There was a bar in Iowa CIty when I was in my early drinking days. It was my “home” as i came out. A very good friend painted a mural on the back wall that said “Are You Queer?” on it. I own the rights to it, he left them to me when he passed away.  I have thought or re releasing the art for shirts. I am at a bit of a crossroads. I love the art. And I never was attached to the word “queer”. I  usually thing of it as a gay man’s term but now I hear it more often as a way women define themselves. I think it works fine for other. It is not for me. I will always default to lesbian. Queer is too broad of a stroke for my comfort. But I will be releasing the shirts, and in fact did a trial run to raise money for an LGBTQIA Youth Club. I will put a photo of the graphic on my blog some day. I love it because Dan painted it at a time when “queer” was a bold statement and it was HUGE!  And because my memory of that bar helping me find myself is sentimental and rich with experiences that make me me.
Butch:  Okay.. I just LOVE THIS ONE> IT is ME..It is just ME>  As soon as someone called me Butch… i fell in love with it.
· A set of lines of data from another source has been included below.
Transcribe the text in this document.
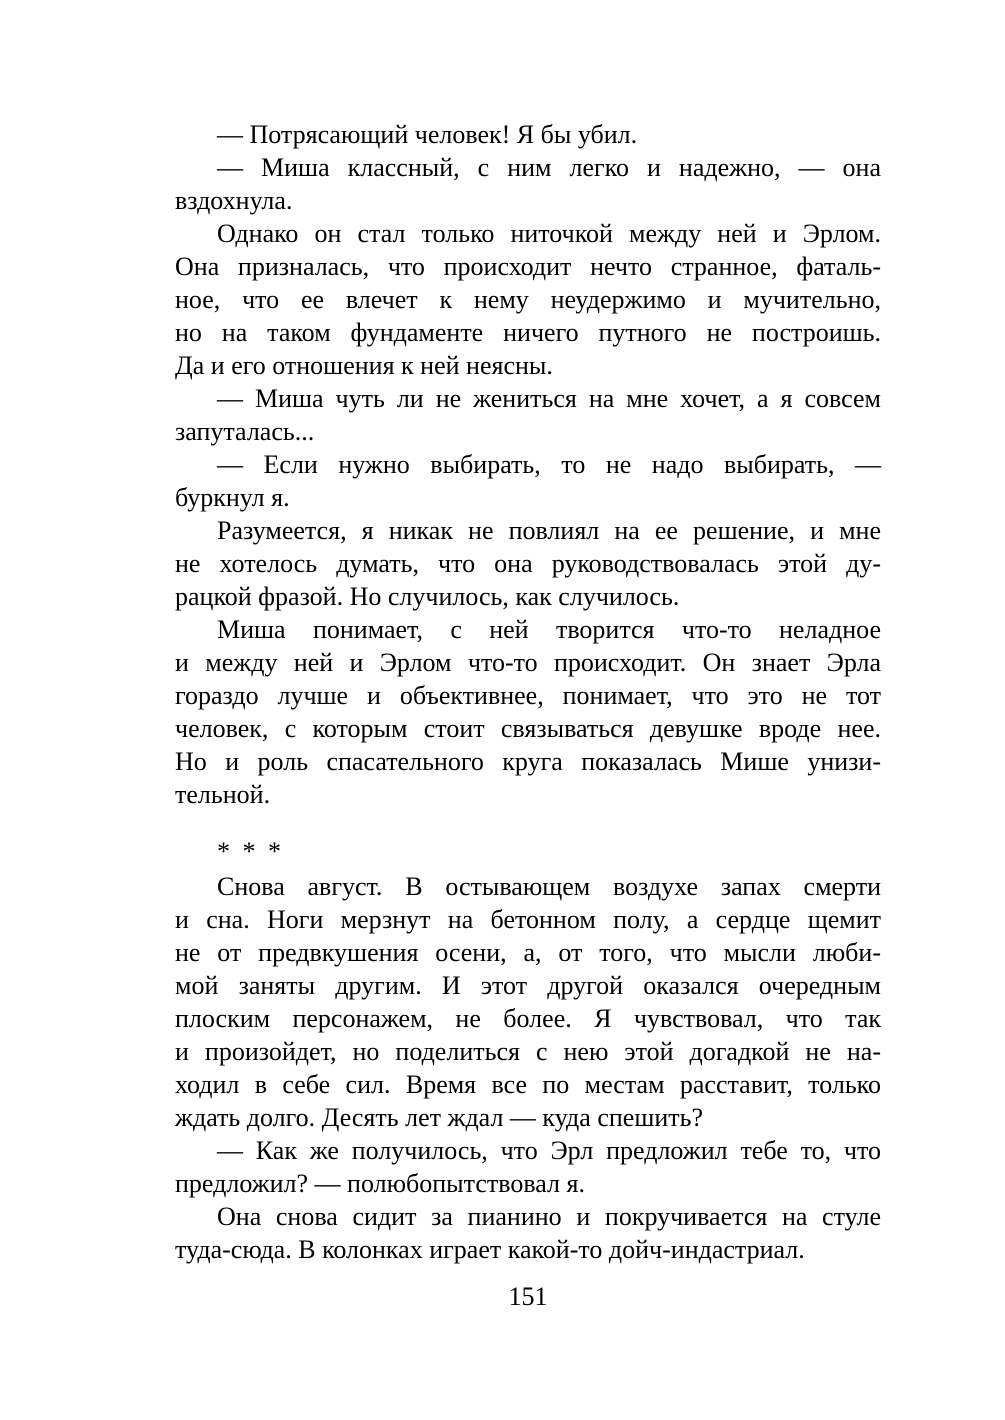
— Потрясающий человек! Я бы убил.

— Миша классный, с ним легко и надежно, — она
вздохнула.

Однако он стал только ниточкой между ней и Эрлом.
Она призналась, что происходит нечто странное, фаталь-
ное, что ее влечет к нему неудержимо и мучительно,
но на таком фундаменте ничего путного не построишь.
Да и его отношения к ней неясны.

— Миша чуть ли не жениться на мне хочет, а я совсем
запуталась...

— Если нужно выбирать, то не надо выбирать, —
буркнул я.

Разумеется, я никак не повлиял на ее решение, и мне
не хотелось думать, что она руководствовалась этой ду-
рацкой фразой. Но случилось, как случилось.

Миша понимает, с ней творится что-то неладное
и между ней и Эрлом что-то происходит. Он знает Эрла
гораздо лучше и объективнее, понимает, что это не тот
человек, с которым стоит связываться девушке вроде нее.
Но и роль спасательного круга показалась Мише унизи-
тельной.

* * *

Снова август. В остывающем воздухе запах смерти
и сна. Ноги мерзнут на бетонном полу, а сердце щемит
не от предвкушения осени, а, от того, что мысли люби-
мой заняты другим. И этот другой оказался очередным
плоским персонажем, не более. Я чувствовал, что так
и произойдет, но поделиться с нею этой догадкой не на-
ходил в себе сил. Время все по местам расставит, только
ждать долго. Десять лет ждал — куда спешить?

— Как же получилось, что Эрл предложил тебе то, что
предложил? — полюбопытствовал я.

Она снова сидит за пианино и покручивается на стуле
туда-сюда. В колонках играет какой-то дойч-индастриал.

151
I was already the very definition of it, I just didn’t know it was a “thing”. Once my older lesbian friends (many fall somewhere on the butch to soft butch spectrum) started to teach me the ropes... the butch nod, that it is okay to shop in the men’s department. Suspenders are always in fashion, my cowboy hat was okay with them and everyone who didn’t like it could “piss off” as one 70 year old once put it. They taught me that butches can be scared of snakes, and change the oil or go to Jiffy Lube. Butches could hate sports and love to camp or vice versa. That we are varied and diverse, but there are in tangible things that we recognize in each other and don’t doubt my instincts. Soft butch actually fits me a little better 75 percent of the time.  Just depends on what I am doing or, how butch I look up against the women I am hanging out with. 
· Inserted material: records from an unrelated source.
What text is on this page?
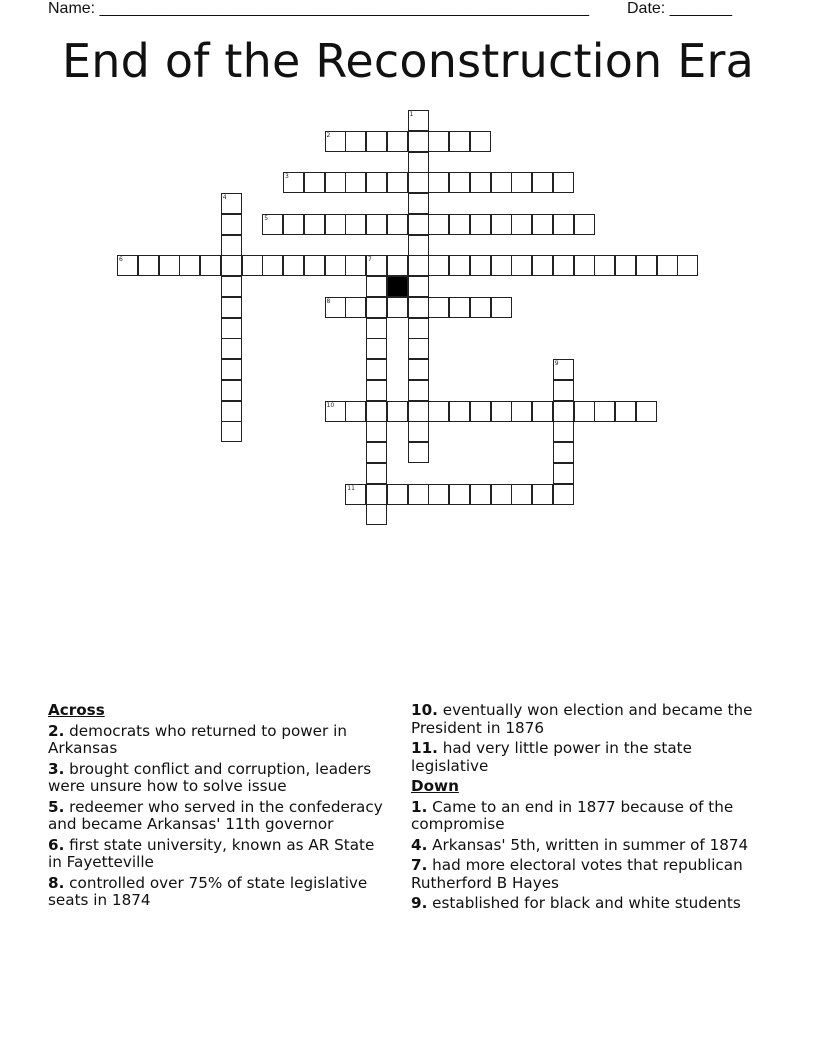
Name: _______________________________________________________ Date: _______
End of the Reconstruction Era
1
2
3
4
5
6	7
8
9
10
11
Across
2. democrats who returned to power in Arkansas
3. brought conflict and corruption, leaders were unsure how to solve issue
5. redeemer who served in the confederacy and became Arkansas' 11th governor
6. first state university, known as AR State in Fayetteville
8. controlled over 75% of state legislative seats in 1874
10. eventually won election and became the President in 1876
11. had very little power in the state legislative
Down
1. Came to an end in 1877 because of the compromise
4. Arkansas' 5th, written in summer of 1874
7. had more electoral votes that republican Rutherford B Hayes
9. established for black and white students
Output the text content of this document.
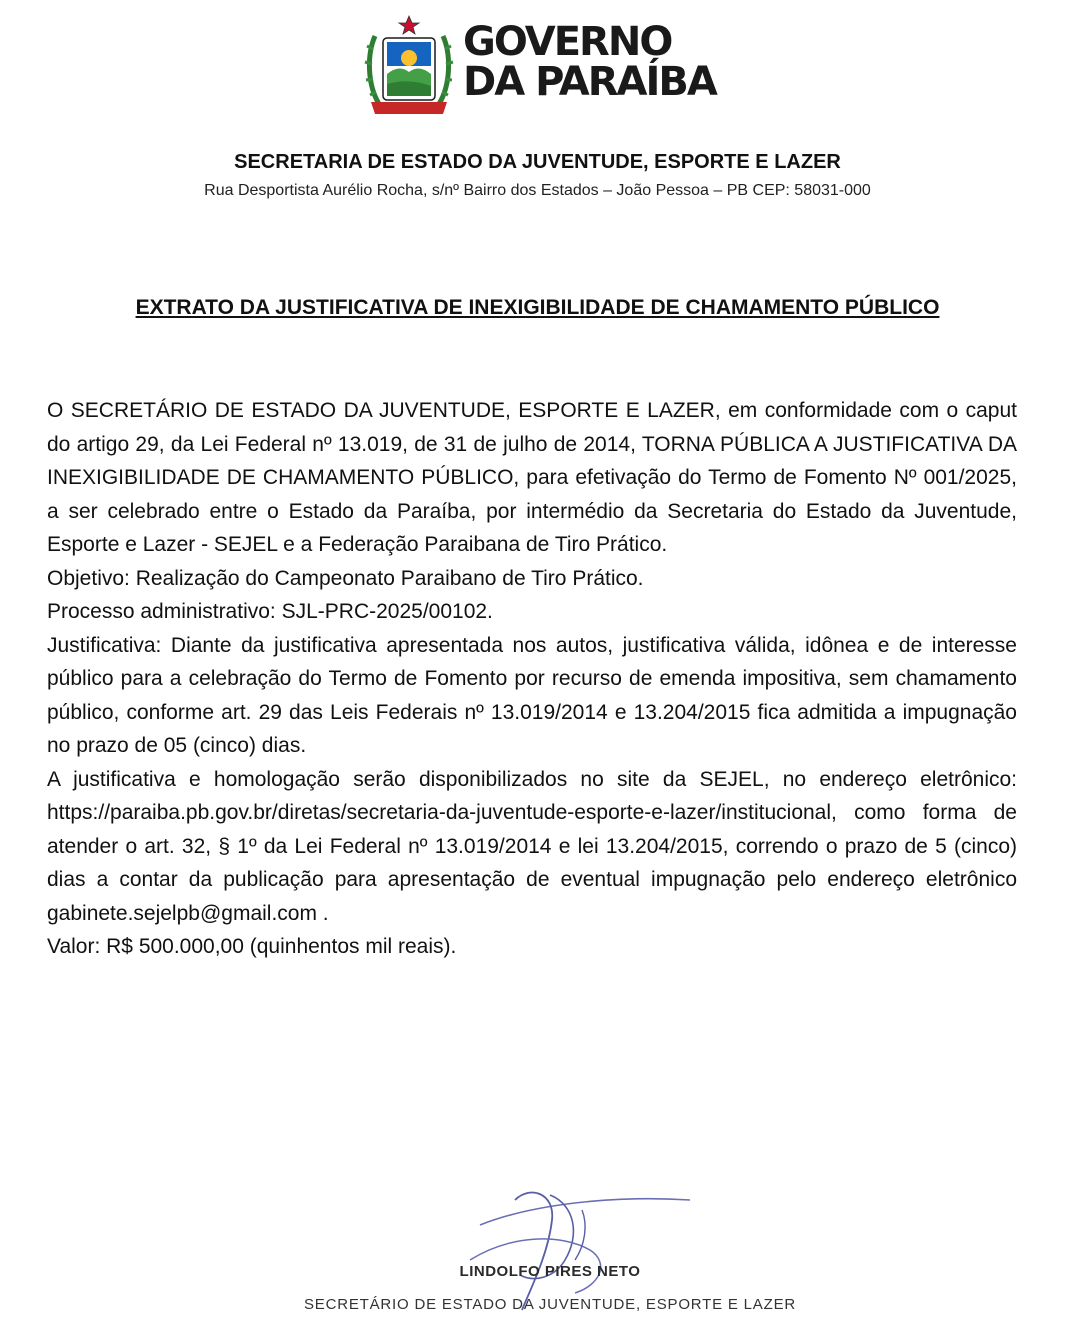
GOVERNO
DA PARAÍBA
SECRETARIA DE ESTADO DA JUVENTUDE, ESPORTE E LAZER
Rua Desportista Aurélio Rocha, s/nº Bairro dos Estados – João Pessoa – PB CEP: 58031-000
EXTRATO DA JUSTIFICATIVA DE INEXIGIBILIDADE DE CHAMAMENTO PÚBLICO

O SECRETÁRIO DE ESTADO DA JUVENTUDE, ESPORTE E LAZER, em conformidade com o caput do artigo 29, da Lei Federal nº 13.019, de 31 de julho de 2014, TORNA PÚBLICA A JUSTIFICATIVA DA INEXIGIBILIDADE DE CHAMAMENTO PÚBLICO, para efetivação do Termo de Fomento Nº 001/2025, a ser celebrado entre o Estado da Paraíba, por intermédio da Secretaria do Estado da Juventude, Esporte e Lazer - SEJEL e a Federação Paraibana de Tiro Prático.

Objetivo: Realização do Campeonato Paraibano de Tiro Prático.

Processo administrativo: SJL-PRC-2025/00102.

Justificativa: Diante da justificativa apresentada nos autos, justificativa válida, idônea e de interesse público para a celebração do Termo de Fomento por recurso de emenda impositiva, sem chamamento público, conforme art. 29 das Leis Federais nº 13.019/2014 e 13.204/2015 fica admitida a impugnação no prazo de 05 (cinco) dias.

A justificativa e homologação serão disponibilizados no site da SEJEL, no endereço eletrônico: https://paraiba.pb.gov.br/diretas/secretaria-da-juventude-esporte-e-lazer/institucional, como forma de atender o art. 32, § 1º da Lei Federal nº 13.019/2014 e lei 13.204/2015, correndo o prazo de 5 (cinco) dias a contar da publicação para apresentação de eventual impugnação pelo endereço eletrônico gabinete.sejelpb@gmail.com .

Valor: R$ 500.000,00 (quinhentos mil reais).

LINDOLFO PIRES NETO
SECRETÁRIO DE ESTADO DA JUVENTUDE, ESPORTE E LAZER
Terms I am not comfortable with. I get “him’ and “ sir” a lot and it is okay with me. Usually is a snap call based on a sudden glance or look in my direction. I almost always correct it but in a kind way. After the third or 4th correction, I just let it go. Not that big of deal. I would never use them on purpose.  I don’t like to be referred to as cis gendered. That is just a personal preference. I know the meaning and I know the reasons and history. I teach about it when I speak. For some reason it strikes me as more information than anyone needs about me in general.  If someone uses it about me, I totally let it go. It is fine. I just never use it on myself.  And close friends know I prefer they not use it when describing me.  I don’t use gnc, even thought technically that could apply. Mostly because I DO consider by dress and hair and butchness to be ALL female. I am just as much a woman in grubby work over alls with short hair as I would be with long hair and makeup (cultural gender stereotype)  so I don’t really see myself as non conforming. I am conforming, to what I, as a woman, like to look like. There you go. Took me two days and saving it as a draft several time but I got ‘er done. Thank you for the ask/prompt.